Mulheres que nunca existiram assim. De tão virtuosas só virtuais. Travando-nos de razões que só o coração conhece, mas sempre lindas de morrer ... De fazer parar esse coração, atabalhoado e sôfrego, que nos leva pela vida ao sabor dos seus palpites ...

Mas quando ele pára, para onde se vai? Para onde vamos, “de alma e coração”? Pode ser uma resposta a de Frei Bento Domingues, numa das suas crónicas:
[...] onde estarão as pessoas que amamos e morreram? Não aconselho ninguém a ir ao cemitério. Creio que estão no coração de Deus, a casa definitiva de todos. Se me perguntam onde é e como é, atrevia-me a dizer que é tão grande como o amor de Deus, tão invisível e presente como Ele. Não procuro outro Céu.

Amen.

4 comentários:

Anónimo disse...

Também me chamo Lúcia. Lúcia Maria, para ser mais precisa. Gosto tanto dos seus artigos que leio todos desde que começou a sua colaboração aqui.

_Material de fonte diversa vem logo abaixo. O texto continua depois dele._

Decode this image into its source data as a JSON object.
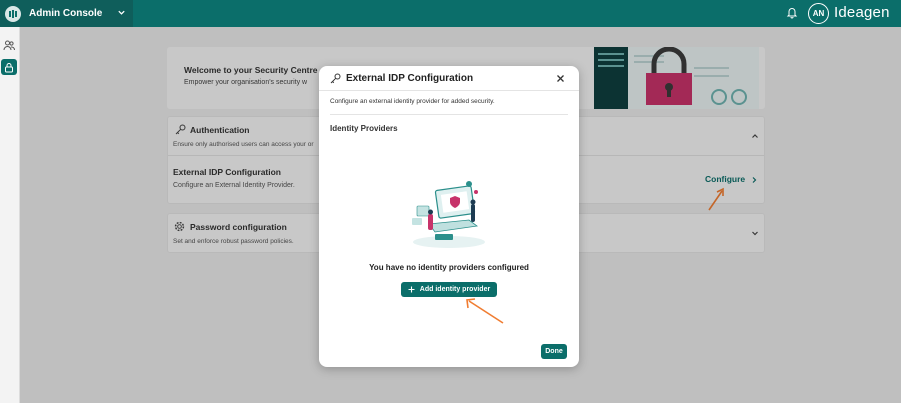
{
  "topbar": {
    "app_title": "Admin Console",
    "avatar_initials": "AN",
    "brand": "Ideagen"
  },
  "welcome": {
    "title": "Welcome to your Security Centre",
    "subtitle": "Empower your organisation's security w"
  },
  "auth": {
    "title": "Authentication",
    "subtitle": "Ensure only authorised users can access your or",
    "idp_title": "External IDP Configuration",
    "idp_subtitle": "Configure an External Identity Provider.",
    "configure_label": "Configure"
  },
  "password": {
    "title": "Password configuration",
    "subtitle": "Set and enforce robust password policies."
  },
  "modal": {
    "title": "External IDP Configuration",
    "description": "Configure an external identity provider for added security.",
    "section_title": "Identity Providers",
    "empty_text": "You have no identity providers configured",
    "add_button": "Add identity provider",
    "done_button": "Done"
  },
  "colors": {
    "accent": "#0b6e6a",
    "annotation_arrow": "#f07d32"
  }
}
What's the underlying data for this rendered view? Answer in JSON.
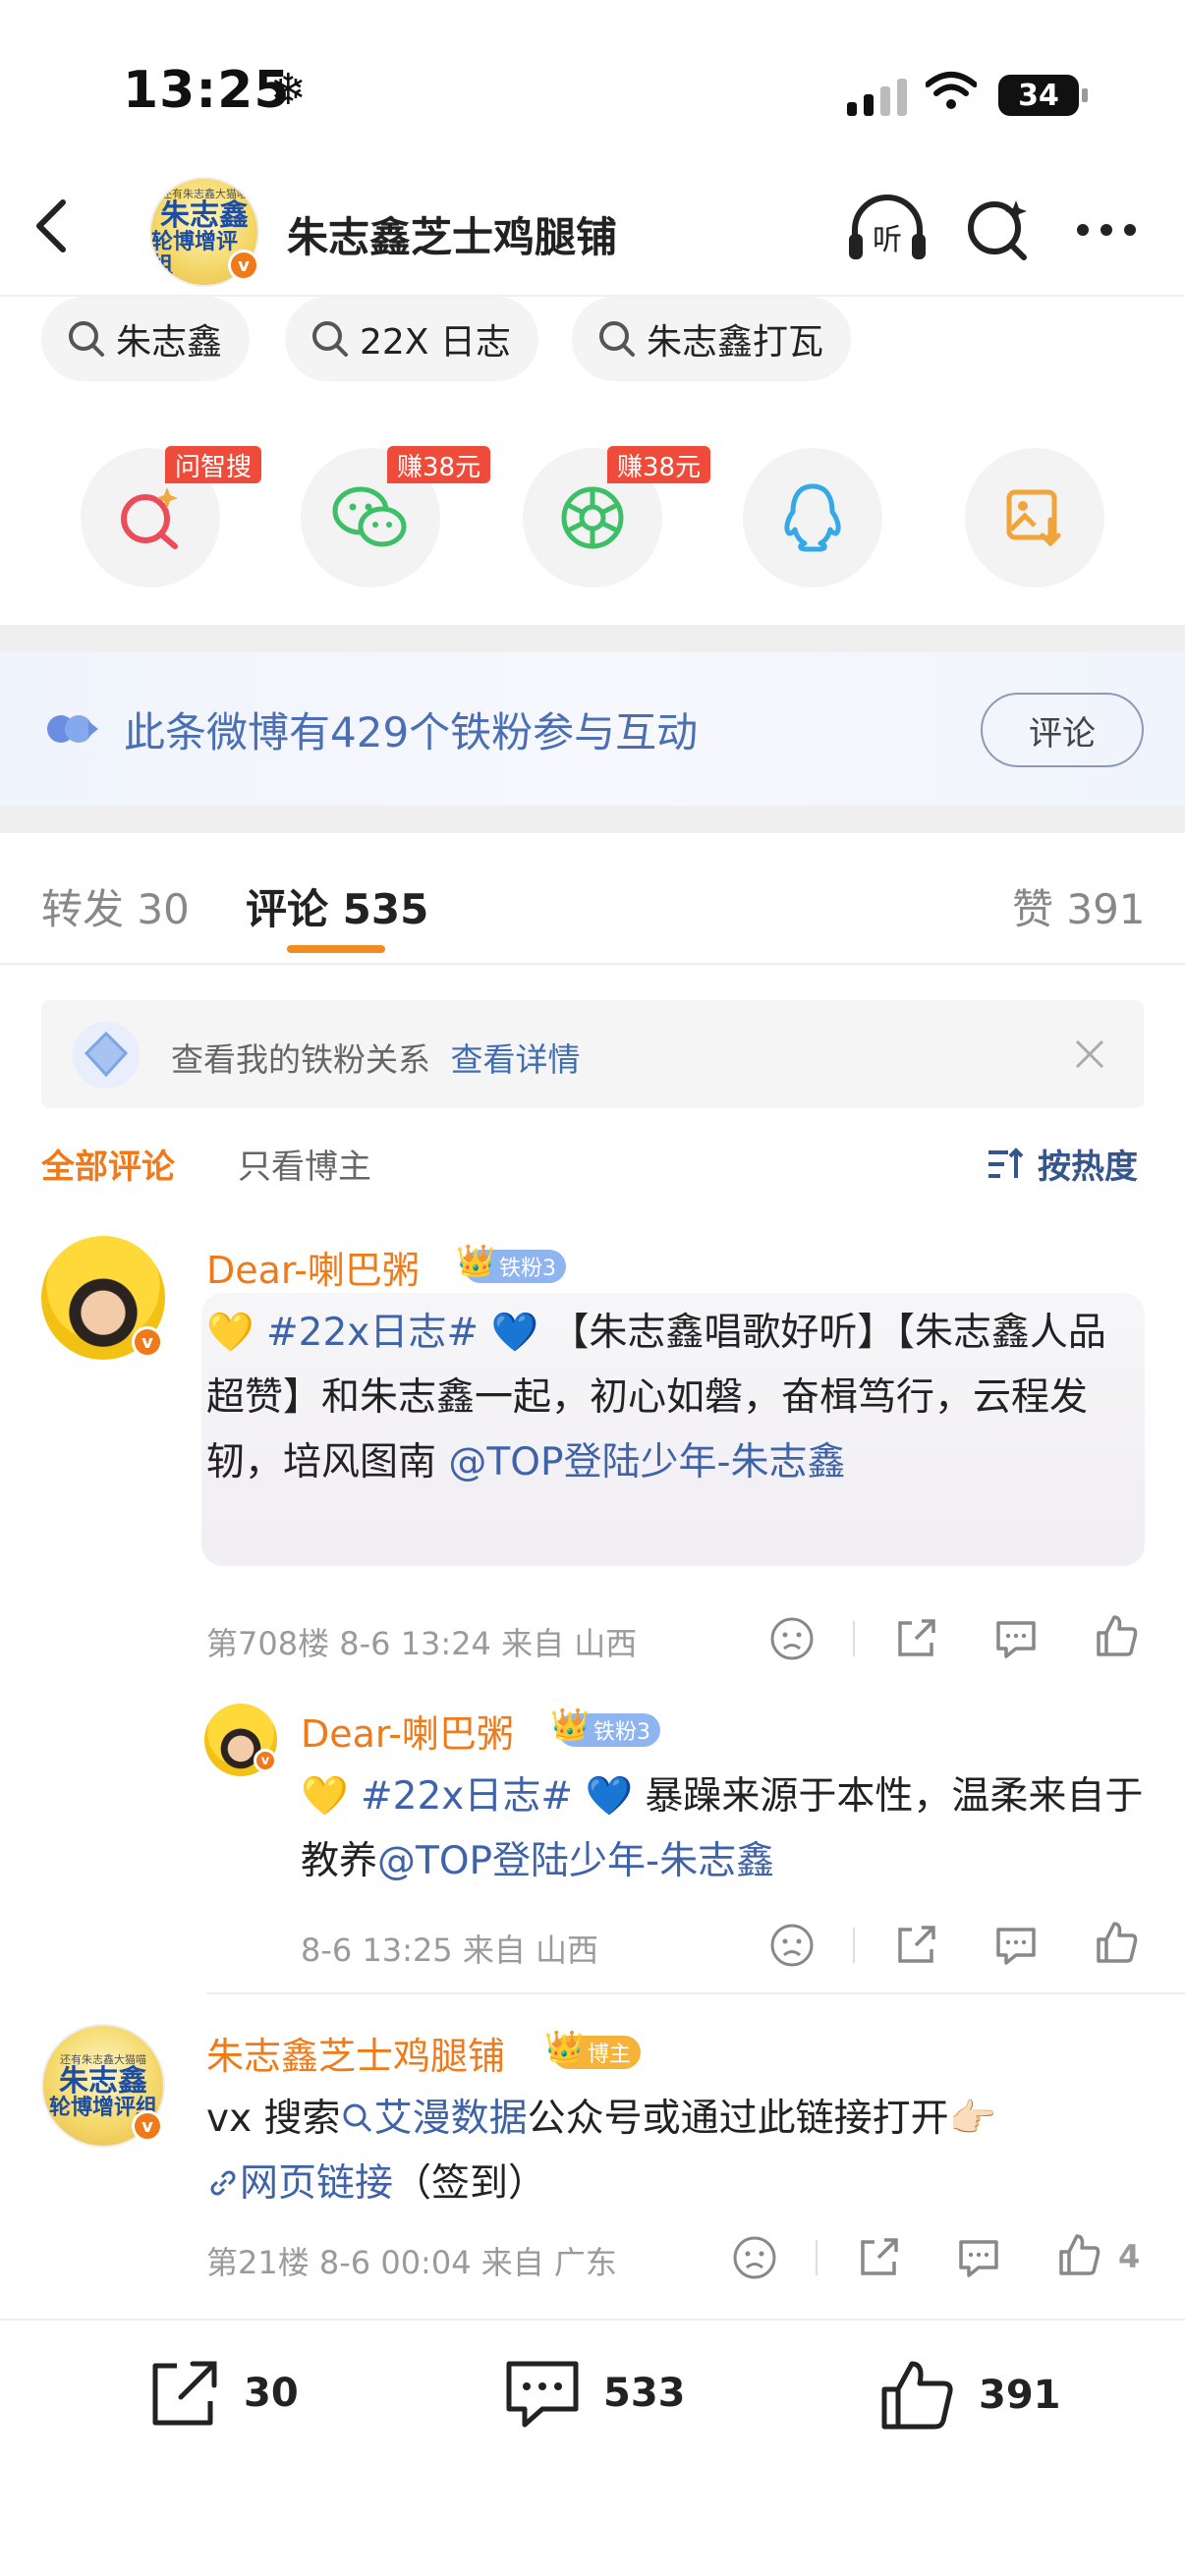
{
  "status": {
    "time": "13:25",
    "battery": "34"
  },
  "header": {
    "title": "朱志鑫芝士鸡腿铺",
    "avatar_text": {
      "top": "还有朱志鑫大猫喵",
      "line1": "朱志鑫",
      "line2": "轮博增评组"
    }
  },
  "search_chips": [
    "朱志鑫",
    "22X 日志",
    "朱志鑫打瓦"
  ],
  "share": {
    "tags": [
      "问智搜",
      "赚38元",
      "赚38元"
    ]
  },
  "fans_banner": {
    "text": "此条微博有429个铁粉参与互动",
    "button": "评论"
  },
  "tabs": {
    "repost": "转发 30",
    "comment": "评论 535",
    "like": "赞 391"
  },
  "notice": {
    "text": "查看我的铁粉关系",
    "link": "查看详情"
  },
  "filters": {
    "all": "全部评论",
    "host_only": "只看博主",
    "sort": "按热度"
  },
  "comments": [
    {
      "user": "Dear-喇巴粥",
      "badge": "铁粉3",
      "emoji_start": "💛",
      "hashtag": "#22x日志#",
      "emoji_end": "💙",
      "text": "【朱志鑫唱歌好听】【朱志鑫人品超赞】和朱志鑫一起，初心如磐，奋楫笃行，云程发轫，培风图南",
      "at": "@TOP登陆少年-朱志鑫",
      "meta": "第708楼  8-6 13:24  来自 山西"
    },
    {
      "user": "Dear-喇巴粥",
      "badge": "铁粉3",
      "emoji_start": "💛",
      "hashtag": "#22x日志#",
      "emoji_end": "💙",
      "text": "暴躁来源于本性，温柔来自于教养",
      "at": "@TOP登陆少年-朱志鑫",
      "meta": "8-6 13:25  来自 山西"
    },
    {
      "user": "朱志鑫芝士鸡腿铺",
      "badge": "博主",
      "text_pre": "vx 搜索",
      "search_word": "艾漫数据",
      "text_mid": "公众号或通过此链接打开",
      "link_text": "网页链接",
      "text_end": "（签到）",
      "meta": "第21楼  8-6 00:04  来自 广东",
      "likes": "4"
    }
  ],
  "bottom": {
    "repost": "30",
    "comment": "533",
    "like": "391"
  },
  "colors": {
    "accent": "#f28a22",
    "link": "#3f63a8",
    "username": "#ef7a1a"
  }
}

Hoje não pude mais. Não percebia como isto se põe aqui, mas a minha neta Lúcia ensinou-me.
Um beijinho e parabéns.

Anónimo disse...

Artigo muito bonito. Como sempre muito bem escrito e muito alegre. E as citações de autores estão perfeitas. Quero mais. Sou seu leitor e seu fã.

RENATA CORDEIRO disse...

Muito bonito. Tudo.
Postei sobre um filme que não se vê só uma vez.
wwwrenatacordeiro.blogspot.com/
não há ponto depois de www
Espero por você.
Beijos,
Renata

Anónimo disse...

Minha Senhora

Em boa hora nos voltou a presentear com as suas crónicas maravilhosas. E as ilustrações, creio que do Sr. Antunes Ferreira acompanham muito bem o «Um coração em Maio».

Penso que já nenhum leitor pode passar sem a sua presença neste blog. Eu, pelo menos, não. Cumprimentos a seu esposo cuja ausência neste blog muito me tem penalisado.